La menace se projette aussi depuis l'intérieur de la puissance qui, pendant des décennies, s'était présentée comme la principale défenseuse de l'ordre libéral. Le second mandat de Donald Trump a concentré le pouvoir dans la présidence, affaibli les contre-pouvoirs institutionnels et normalisé une rhétorique personnaliste qui identifie la volonté du chef à celle de l'État. Dans son rapport de mars 2026, l'institut V-Dem a rétrogradé les États-Unis de démocratie libérale à démocratie électorale pour leur bilan de 2025 : le pays conserve des élections libres, mais a perdu les composantes libérales, les contre-pouvoirs solides et les limites au pouvoir de l'exécutif. Freedom House le considère encore comme un pays libre, mais son score est tombé à 81 sur 100, le plus bas depuis que l'indice a adopté l'échelle des cent points, et il fut le pays libre au plus fort recul. Trump a évoqué un troisième mandat interdit par la Constitution et s'est comparé à un roi ; les comptes officiels de la Maison-Blanche ont diffusé une image de lui couronné, générée par intelligence artificielle en fausse couverture du magazine Time, avec le slogan « Long live the king ». Et son gouvernement a lancé des opérations militaires — en Iran et au Venezuela, où une incursion a capturé et renversé Nicolás Maduro en janvier 2026 — sans autorisation spécifique du Congrès, qui a rejeté les résolutions destinées à limiter ces pouvoirs de guerre.

L'honnêteté impose la nuance. Toutes les mesures de cette administration ne sont pas autoritaires : certaines de ses politiques sont des idées républicaines classiques, et l'excès de l'exécutif au détriment du législatif n'a pas commencé avec Trump. Et le diagnostic, même chez ceux qui le partagent, insiste sur le fait que la dégradation est réversible : les victoires de l'opposition aux élections de novembre 2025 montrent que les canaux démocratiques demeurent ouverts. La comparaison avec les autocraties du camp adverse est un avertissement, non une équivalence.

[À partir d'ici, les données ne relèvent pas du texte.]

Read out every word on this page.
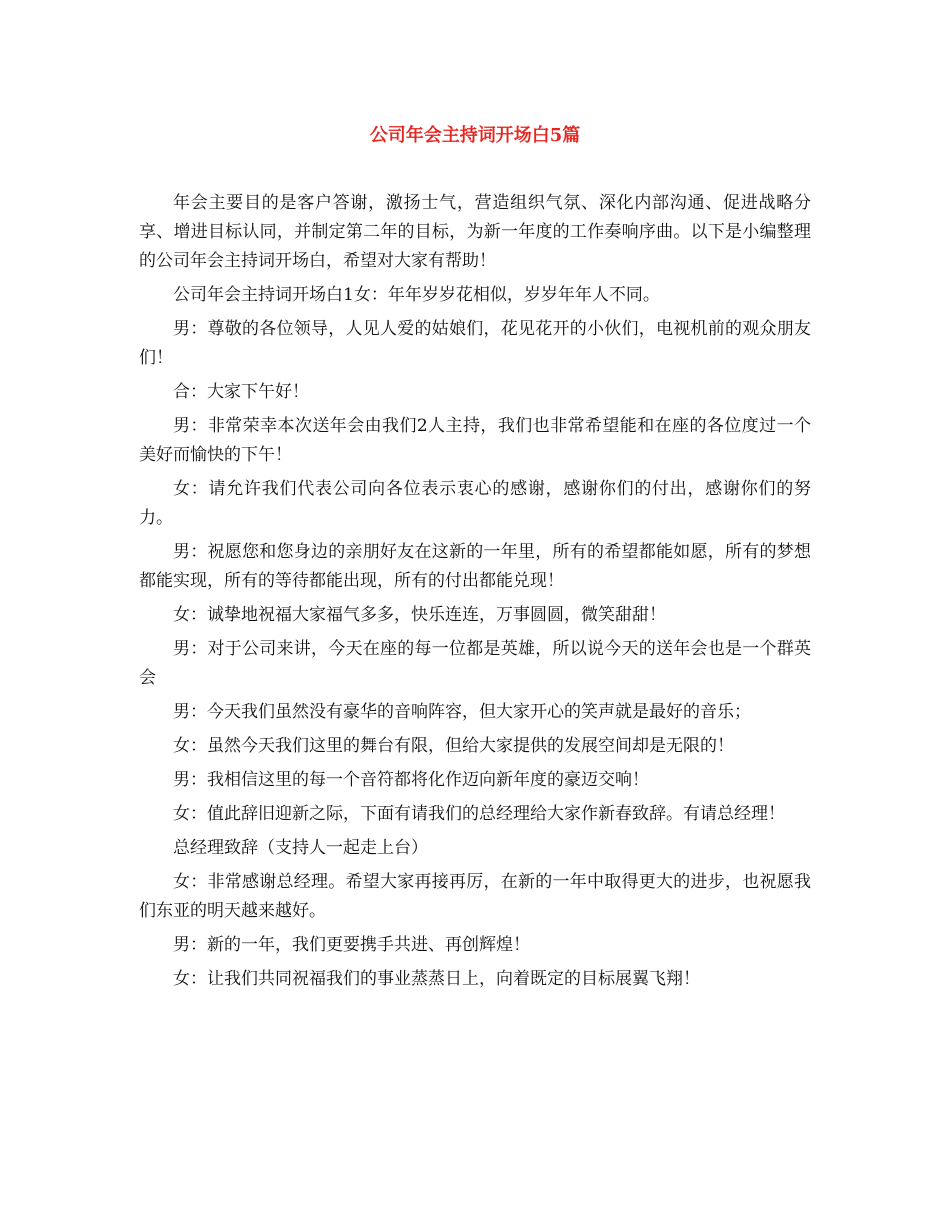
公司年会主持词开场白5篇

年会主要目的是客户答谢，激扬士气，营造组织气氛、深化内部沟通、促进战略分享、增进目标认同，并制定第二年的目标，为新一年度的工作奏响序曲。以下是小编整理的公司年会主持词开场白，希望对大家有帮助！

公司年会主持词开场白1女：年年岁岁花相似，岁岁年年人不同。

男：尊敬的各位领导，人见人爱的姑娘们，花见花开的小伙们，电视机前的观众朋友们！

合：大家下午好！

男：非常荣幸本次送年会由我们2人主持，我们也非常希望能和在座的各位度过一个美好而愉快的下午！

女：请允许我们代表公司向各位表示衷心的感谢，感谢你们的付出，感谢你们的努力。

男：祝愿您和您身边的亲朋好友在这新的一年里，所有的希望都能如愿，所有的梦想都能实现，所有的等待都能出现，所有的付出都能兑现！

女：诚挚地祝福大家福气多多，快乐连连，万事圆圆，微笑甜甜！

男：对于公司来讲，今天在座的每一位都是英雄，所以说今天的送年会也是一个群英会

男：今天我们虽然没有豪华的音响阵容，但大家开心的笑声就是最好的音乐；

女：虽然今天我们这里的舞台有限，但给大家提供的发展空间却是无限的！

男：我相信这里的每一个音符都将化作迈向新年度的豪迈交响！

女：值此辞旧迎新之际，下面有请我们的总经理给大家作新春致辞。有请总经理！

总经理致辞（支持人一起走上台）

女：非常感谢总经理。希望大家再接再厉，在新的一年中取得更大的进步，也祝愿我们东亚的明天越来越好。

男：新的一年，我们更要携手共进、再创辉煌！

女：让我们共同祝福我们的事业蒸蒸日上，向着既定的目标展翼飞翔！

Il est une image qui résume le vertige de cet anniversaire. En septembre 2025, pour commémorer les quatre-vingts ans de la fin de la Seconde Guerre mondiale, un défilé militaire à Pékin réunit pour la première fois les dirigeants de la Chine, de la Russie et de la Corée du Nord. Le dénouement même que nous commémorons aujourd'hui — la défaite du fascisme, l'aube de la paix américaine — fut réapproprié comme décor par ceux qui contestent désormais l'ordre que cette victoire fonda.

Des décombres de 1945 naquit un monde meilleur pour l'Occident et pour les vaincus qui surent le rejoindre : plus libre, plus riche, plus pacifique que quiconque n'avait osé l'espérer parmi les ruines. Ce monde demeure, dans son ensemble, le plus prospère de l'histoire. Mais la menace est revenue, et cette fois elle vient de l'extérieur et aussi, dans son reflet le plus inconfortable, de l'intérieur. La question laissée ouverte ce 14 août — l'humanité avait-elle appris quelque chose — demeure, quatre-vingt-un ans plus tard, sans réponse définitive.